C C= [ C triple bond C]
To answer these questions, we need to use the information provided about the substances involved in the reaction and their standard entropies, standard enthalpies of formation, and bond energies. Let's go step by step.
1. To calculate the standard molar entropy, Sº, of C2H6 gas, we need to use the equation:
ΔSº = ΣnSº(products) - ΣmSº(reactants)
In this case, we only have C2H6 gas as the product. Using the values given in the table, we have:
ΔSº = Sº(C2H6) - (2 * Sº(H2) + Sº(C2H2))
ΔSº = Sº(C2H6) - (2 * 130.7 + 200.9)
Given that ΔSº = -232.7 J/mol∙K, we can rearrange the equation to solve for Sº(C2H6):
Sº(C2H6) = ΔSº + (2 * 130.7 + 200.9)
Sº(C2H6) = -232.7 + (2 * 130.7 + 200.9)
Sº(C2H6) = -232.7 + 392.3
Sº(C2H6) = 159.6 J/mol∙K
2. The standard free-energy change, ΔGº, for the reaction can be calculated using the equation:
ΔGº = ΣnΔGº(products) - ΣmΔGº(reactants)
In this case, we can use the equation:
ΔGº = ΣnΔHºf(products) - ΣmΔHºf(reactants) - TΔSº
Substituting the values from the table into the equation:
ΔGº = ΔHºf(C2H6) - (ΔHºf(C2H2) + 2 * ΔHºf(H2)) - T * ΔSº
ΔGº = -84.7 - (226.7 + 2 * 0) - 298 * (-232.7 / 1000) (converting J to kJ)
ΔGº = -84.7 - (226.7 + 0) - 298 * (-0.2327)
ΔGº = -84.7 - 226.7 + 69.5641
ΔGº = -241.803 kJ/mol
The sign of ΔGº indicates that the reaction is exergonic with a negative ΔGº value, indicating that the reaction is spontaneous under standard conditions.
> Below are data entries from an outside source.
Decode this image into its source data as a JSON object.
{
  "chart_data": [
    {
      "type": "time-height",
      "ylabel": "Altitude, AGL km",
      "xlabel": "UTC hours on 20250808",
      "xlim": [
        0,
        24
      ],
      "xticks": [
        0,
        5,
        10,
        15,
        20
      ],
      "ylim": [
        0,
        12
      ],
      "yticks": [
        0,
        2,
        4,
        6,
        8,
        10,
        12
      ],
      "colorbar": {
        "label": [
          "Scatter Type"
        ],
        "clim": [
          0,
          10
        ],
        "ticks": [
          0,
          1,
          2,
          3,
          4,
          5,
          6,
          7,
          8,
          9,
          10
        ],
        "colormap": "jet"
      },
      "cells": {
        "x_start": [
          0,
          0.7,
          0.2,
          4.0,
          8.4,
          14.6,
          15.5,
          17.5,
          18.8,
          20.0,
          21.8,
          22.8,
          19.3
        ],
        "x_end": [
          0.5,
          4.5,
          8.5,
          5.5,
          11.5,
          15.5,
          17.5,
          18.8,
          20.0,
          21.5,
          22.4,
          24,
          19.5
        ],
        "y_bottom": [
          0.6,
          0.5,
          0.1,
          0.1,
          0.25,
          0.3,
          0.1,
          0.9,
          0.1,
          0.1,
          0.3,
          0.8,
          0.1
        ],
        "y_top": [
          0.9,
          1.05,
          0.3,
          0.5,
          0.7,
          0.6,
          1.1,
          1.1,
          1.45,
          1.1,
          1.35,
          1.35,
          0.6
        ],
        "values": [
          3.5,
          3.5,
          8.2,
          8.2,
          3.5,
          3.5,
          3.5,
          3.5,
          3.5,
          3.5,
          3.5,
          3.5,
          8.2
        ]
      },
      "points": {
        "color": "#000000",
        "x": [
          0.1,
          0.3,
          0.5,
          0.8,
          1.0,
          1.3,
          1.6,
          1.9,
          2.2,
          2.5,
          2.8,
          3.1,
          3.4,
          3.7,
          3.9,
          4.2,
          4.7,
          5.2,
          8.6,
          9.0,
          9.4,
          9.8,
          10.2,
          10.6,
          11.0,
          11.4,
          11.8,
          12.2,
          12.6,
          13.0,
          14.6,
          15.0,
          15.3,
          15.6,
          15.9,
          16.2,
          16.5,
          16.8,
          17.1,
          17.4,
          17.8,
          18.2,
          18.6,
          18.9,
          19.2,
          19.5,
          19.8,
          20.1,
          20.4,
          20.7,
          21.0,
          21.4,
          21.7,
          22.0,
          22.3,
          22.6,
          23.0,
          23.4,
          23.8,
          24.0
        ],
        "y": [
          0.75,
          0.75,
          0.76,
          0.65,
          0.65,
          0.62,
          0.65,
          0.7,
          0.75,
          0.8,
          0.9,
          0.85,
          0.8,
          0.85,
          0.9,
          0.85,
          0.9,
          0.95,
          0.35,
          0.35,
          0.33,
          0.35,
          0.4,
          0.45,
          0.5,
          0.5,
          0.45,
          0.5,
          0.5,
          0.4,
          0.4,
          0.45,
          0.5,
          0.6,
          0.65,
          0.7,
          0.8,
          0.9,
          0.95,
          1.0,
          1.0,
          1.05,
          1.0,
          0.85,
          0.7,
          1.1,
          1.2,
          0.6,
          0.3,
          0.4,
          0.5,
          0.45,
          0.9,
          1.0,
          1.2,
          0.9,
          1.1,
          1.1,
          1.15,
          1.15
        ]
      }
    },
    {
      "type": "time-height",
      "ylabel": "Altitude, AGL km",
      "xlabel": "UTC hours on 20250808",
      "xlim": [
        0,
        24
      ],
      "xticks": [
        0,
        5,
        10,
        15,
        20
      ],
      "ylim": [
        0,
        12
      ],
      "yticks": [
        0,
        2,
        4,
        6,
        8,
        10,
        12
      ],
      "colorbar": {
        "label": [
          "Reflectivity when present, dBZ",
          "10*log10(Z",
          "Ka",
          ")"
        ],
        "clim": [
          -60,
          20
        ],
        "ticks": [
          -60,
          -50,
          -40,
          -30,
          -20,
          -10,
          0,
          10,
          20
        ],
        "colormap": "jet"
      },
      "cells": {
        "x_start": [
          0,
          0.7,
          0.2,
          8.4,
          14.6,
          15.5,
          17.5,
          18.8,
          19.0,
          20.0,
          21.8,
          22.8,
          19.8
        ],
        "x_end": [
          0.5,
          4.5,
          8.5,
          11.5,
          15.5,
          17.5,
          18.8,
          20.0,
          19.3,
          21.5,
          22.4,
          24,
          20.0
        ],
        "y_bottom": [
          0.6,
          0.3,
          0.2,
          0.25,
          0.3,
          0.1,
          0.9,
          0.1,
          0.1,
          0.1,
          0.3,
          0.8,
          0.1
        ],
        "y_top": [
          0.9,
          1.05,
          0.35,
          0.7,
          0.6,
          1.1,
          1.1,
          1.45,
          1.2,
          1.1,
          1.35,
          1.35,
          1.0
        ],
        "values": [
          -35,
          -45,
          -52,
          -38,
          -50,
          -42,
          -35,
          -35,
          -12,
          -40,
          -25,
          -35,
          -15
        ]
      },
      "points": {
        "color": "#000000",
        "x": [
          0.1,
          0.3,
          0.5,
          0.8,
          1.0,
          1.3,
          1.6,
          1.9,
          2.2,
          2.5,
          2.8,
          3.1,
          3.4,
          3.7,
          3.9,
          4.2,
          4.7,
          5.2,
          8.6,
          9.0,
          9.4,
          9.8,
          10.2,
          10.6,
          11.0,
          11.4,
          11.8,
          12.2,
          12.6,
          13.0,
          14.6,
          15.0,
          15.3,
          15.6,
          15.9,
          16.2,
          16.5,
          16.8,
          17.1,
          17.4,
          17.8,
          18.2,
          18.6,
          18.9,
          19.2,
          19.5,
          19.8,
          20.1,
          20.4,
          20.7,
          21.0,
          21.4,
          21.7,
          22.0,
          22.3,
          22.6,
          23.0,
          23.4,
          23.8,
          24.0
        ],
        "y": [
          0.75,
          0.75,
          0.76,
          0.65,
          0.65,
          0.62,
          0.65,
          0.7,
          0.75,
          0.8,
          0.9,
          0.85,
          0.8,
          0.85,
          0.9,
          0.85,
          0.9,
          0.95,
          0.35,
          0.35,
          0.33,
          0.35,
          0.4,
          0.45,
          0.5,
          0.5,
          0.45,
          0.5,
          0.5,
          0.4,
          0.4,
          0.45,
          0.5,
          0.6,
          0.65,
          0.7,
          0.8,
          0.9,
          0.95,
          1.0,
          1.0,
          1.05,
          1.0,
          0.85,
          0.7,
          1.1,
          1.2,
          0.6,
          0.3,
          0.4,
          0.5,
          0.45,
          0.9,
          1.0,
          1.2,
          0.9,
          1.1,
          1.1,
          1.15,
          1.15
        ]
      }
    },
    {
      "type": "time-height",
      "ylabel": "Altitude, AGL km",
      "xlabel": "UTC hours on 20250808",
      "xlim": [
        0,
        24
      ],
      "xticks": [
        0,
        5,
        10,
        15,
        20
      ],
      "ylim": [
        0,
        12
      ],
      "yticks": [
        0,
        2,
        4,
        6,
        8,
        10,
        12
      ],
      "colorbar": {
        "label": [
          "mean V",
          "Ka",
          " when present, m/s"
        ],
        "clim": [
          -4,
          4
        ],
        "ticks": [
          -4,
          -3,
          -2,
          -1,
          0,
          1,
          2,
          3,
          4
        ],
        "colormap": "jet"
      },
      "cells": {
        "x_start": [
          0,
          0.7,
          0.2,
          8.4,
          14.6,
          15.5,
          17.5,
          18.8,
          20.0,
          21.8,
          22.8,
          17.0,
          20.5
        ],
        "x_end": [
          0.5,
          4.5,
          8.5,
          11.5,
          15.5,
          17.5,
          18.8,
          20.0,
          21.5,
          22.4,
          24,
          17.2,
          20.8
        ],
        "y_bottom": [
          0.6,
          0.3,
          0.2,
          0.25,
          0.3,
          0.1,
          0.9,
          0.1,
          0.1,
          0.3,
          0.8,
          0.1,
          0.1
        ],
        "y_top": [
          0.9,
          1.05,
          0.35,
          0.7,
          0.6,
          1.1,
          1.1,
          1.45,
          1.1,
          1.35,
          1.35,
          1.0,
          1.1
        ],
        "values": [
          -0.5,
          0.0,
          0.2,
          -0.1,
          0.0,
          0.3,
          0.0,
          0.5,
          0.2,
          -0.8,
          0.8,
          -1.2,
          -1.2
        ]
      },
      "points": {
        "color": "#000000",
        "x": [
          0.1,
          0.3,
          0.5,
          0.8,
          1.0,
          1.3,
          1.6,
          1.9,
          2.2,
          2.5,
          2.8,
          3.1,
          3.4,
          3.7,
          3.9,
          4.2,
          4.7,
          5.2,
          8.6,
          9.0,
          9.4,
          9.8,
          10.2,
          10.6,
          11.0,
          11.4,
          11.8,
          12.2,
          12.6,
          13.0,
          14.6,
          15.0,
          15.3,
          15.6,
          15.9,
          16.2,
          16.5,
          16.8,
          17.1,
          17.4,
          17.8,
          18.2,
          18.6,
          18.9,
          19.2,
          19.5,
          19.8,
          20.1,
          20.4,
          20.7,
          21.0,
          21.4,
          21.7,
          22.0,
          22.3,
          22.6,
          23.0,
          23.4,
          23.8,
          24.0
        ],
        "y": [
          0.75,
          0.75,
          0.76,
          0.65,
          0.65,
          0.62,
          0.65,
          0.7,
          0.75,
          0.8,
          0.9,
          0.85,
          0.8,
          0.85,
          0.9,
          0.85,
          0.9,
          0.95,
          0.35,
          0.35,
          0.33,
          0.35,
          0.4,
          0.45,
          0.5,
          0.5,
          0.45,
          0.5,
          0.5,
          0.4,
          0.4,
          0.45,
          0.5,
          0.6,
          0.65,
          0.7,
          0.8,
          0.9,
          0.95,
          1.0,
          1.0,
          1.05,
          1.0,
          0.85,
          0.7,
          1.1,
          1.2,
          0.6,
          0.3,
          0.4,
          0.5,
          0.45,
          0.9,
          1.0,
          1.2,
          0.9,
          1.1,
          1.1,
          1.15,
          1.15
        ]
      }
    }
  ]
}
3. To calculate the value of the equilibrium constant for the reaction at 298 K, we can use the equation:
ΔGº = -RT * ln(K)
ΔGº = -241.803
R = 8.314 J/mol·K (universal gas constant)
T = 298 K
Substituting the values into the equation:
-241.803 = -8.314 * 298 * ln(K)
ln(K) = -241.803 / (-8.314 * 298)
ln(K) = 1.001
K = e^(1.001)
K ≈ 2.719
Therefore, the value of the equilibrium constant (K) for the reaction at 298 K is approximately 2.719.
4. To calculate the value of the C-C (triple bond) bond energy in C2H2, we need to subtract the energies of the individual bonds of C-C and C=C from the energy of the C-C triple bond.
C-C bond energy = C-C triple bond energy - C=C bond energy
C-C bond energy = 611 kJ/mol - 347 kJ/mol
C-C bond energy = 264 kJ/mol
Therefore, the value of the C-C (triple bond) bond energy in C2H2 is 264 kJ/mol.